Guest opinion: Summit County voters must support arts and culture at the ballot box
The reauthorization of the RAP Tax will be on the November ballot as Proposition 21. Every Summit County voter must become aware of Prop 21, be knowledgeable about the RAP Tax and understand the importance to Summit County.
The RAP (recreation, arts, & parks) Tax is a 0.10% (one-tenth of a cent) local non-food sales-and-use tax, which residents of Summit County have levied on themselves to support nonprofit cultural and botanical organizations and to improve publicly owned recreational facilities and parks that are in or operate within Summit County. Actually, tourist spending accounts for over half of the money generated, while 100% of it is used directly for the benefit of Summit County residents. The money is split 50/50 between allocations for culture and allocations for recreation. This is not a new tax but a 10-year continuation of an old one. The RAP Tax was first initiated in 2000, renewed in 2010 and is up for reauthorization this year. With each election, a 10-year sunset has been placed on the tax, which means that the RAP Tax will expire at the end of 2020 unless the voters approve it again this year.
I want to discuss the cultural part of RAP Tax. We in Summit County are blessed to have so many cultural institutions right here in our community. They entertain us, they educate us. The depth, breadth and quality of these organizations and their offerings is what makes Summit County an incredible place to call home, draws in visitors and distinguishes Summit County from other “recreational tourist areas.” How many areas of comparable size have 1) four different museums (art; snow sports and snow; environment and nature; local history and Smithsonian exhibits) 2) performance and/or music almost every day of the year 3) an arts festival 4) an international film festival 5) an art house cinema 6) an eco-center 7) an art center 8) a ballet academy of a renowned ballet company 9) access to a top symphony orchestra 10) a weekly summer market with music and performances 11) and a local public radio station.

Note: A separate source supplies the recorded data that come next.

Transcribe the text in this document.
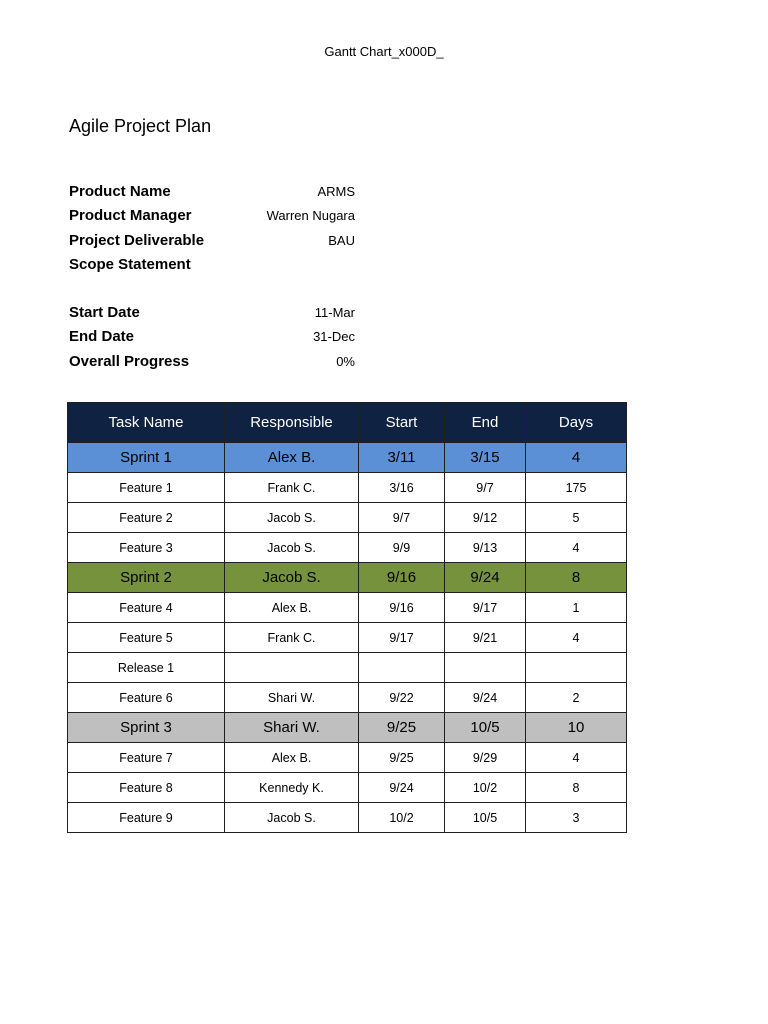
Gantt Chart_x000D_
Agile Project Plan
Product Name	ARMS
Product Manager	Warren Nugara
Project Deliverable	BAU
Scope Statement
Start Date	11-Mar
End Date	31-Dec
Overall Progress	0%
Task Name	Responsible	Start	End	Days
Sprint 1	Alex B.	3/11	3/15	4
Feature 1	Frank C.	3/16	9/7	175
Feature 2	Jacob S.	9/7	9/12	5
Feature 3	Jacob S.	9/9	9/13	4
Sprint 2	Jacob S.	9/16	9/24	8
Feature 4	Alex B.	9/16	9/17	1
Feature 5	Frank C.	9/17	9/21	4
Release 1				
Feature 6	Shari W.	9/22	9/24	2
Sprint 3	Shari W.	9/25	10/5	10
Feature 7	Alex B.	9/25	9/29	4
Feature 8	Kennedy K.	9/24	10/2	8
Feature 9	Jacob S.	10/2	10/5	3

Even in good times, our cultural institutions operate on lean and mean budgets. Due to social distancing and gathering restrictions associated with COVID-19, they have been forced to cancel scheduled events and/or curtail their programming. With the absence of ticket sales and the decline in fees, these organizations are now losing income. At the same time, expenses are increasing as they conform to new health requirements and standards. RAP Tax money is allocated annually to applicants based on their needs and what they provide throughout the county. Traditionally, the cultural organizations looked to the RAP Tax for supplemental funding to expand their programming. Now, RAP Tax money has become a safety net so they can continue to operate. It should be noted that even under extreme stress, everyone of the cultural organizations who received 2020 RAP Tax funding developed creative ways to adapt and refocus their programming, so they can continue to serve our community in this upsetting time.

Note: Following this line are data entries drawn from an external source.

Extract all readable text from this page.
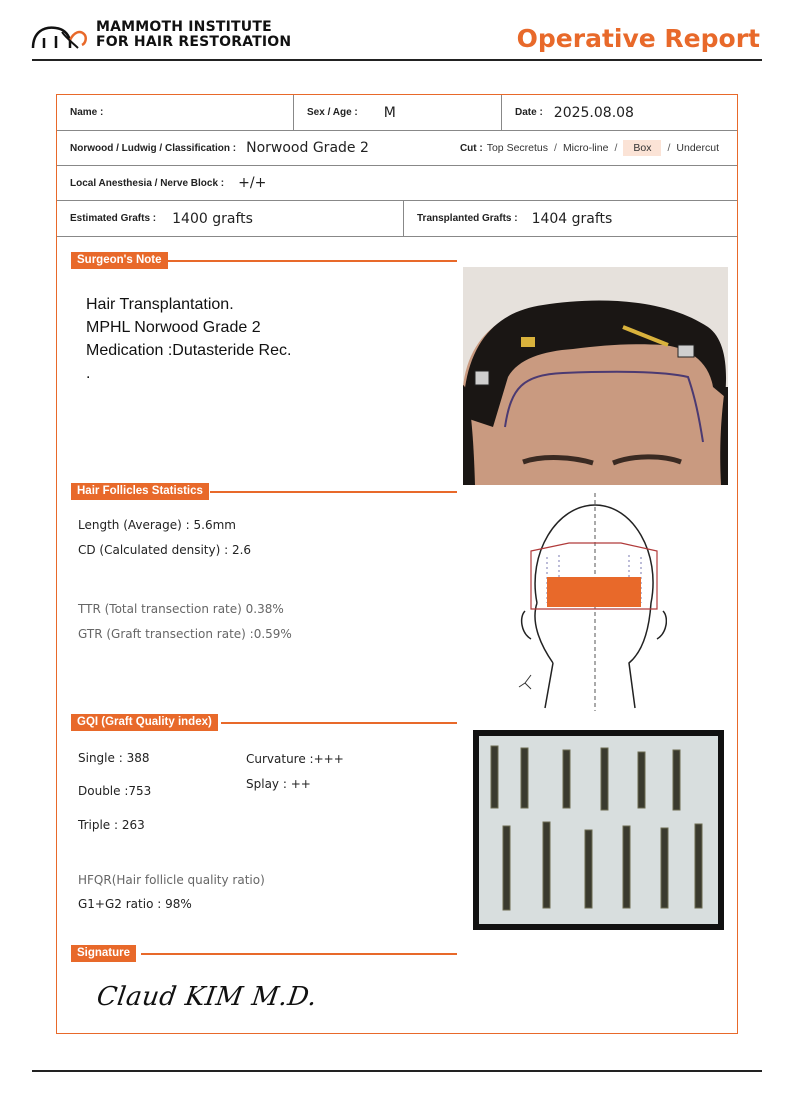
MAMMOTH INSTITUTE
FOR HAIR RESTORATION	Operative Report
Name :	Sex / Age : M	Date : 2025.08.08
Norwood / Ludwig / Classification : Norwood Grade 2	Cut : Top Secretus / Micro-line /	Box	/ Undercut
Local Anesthesia / Nerve Block : +/+
Estimated Grafts : 1400 grafts	Transplanted Grafts : 1404 grafts
Surgeon's Note
Hair Transplantation.
MPHL Norwood Grade 2
Medication :Dutasteride Rec.
.
Hair Follicles Statistics
Length (Average) : 5.6mm
CD (Calculated density) : 2.6
TTR (Total transection rate) 0.38%
GTR (Graft transection rate) :0.59%
GQI (Graft Quality index)
Single : 388
Double :753
Triple : 263
Curvature :+++
Splay : ++
HFQR(Hair follicle quality ratio)
G1+G2 ratio : 98%
Signature
Claud KIM M.D.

The county should continue to invest in them. This unprecedented period has given us an opportunity to reflect on the value of the arts and cultural programming in Summit County and how much they are missed when they are cut or reduced. An additional penny paid on $10 spent is a small contribution to make, but a crucial source of funding for the cultural organizations that provide so much for Summit County. A “Yes” vote on Prop 21 “Reauthorization of the RAP/Tax” is your pledge toward their future.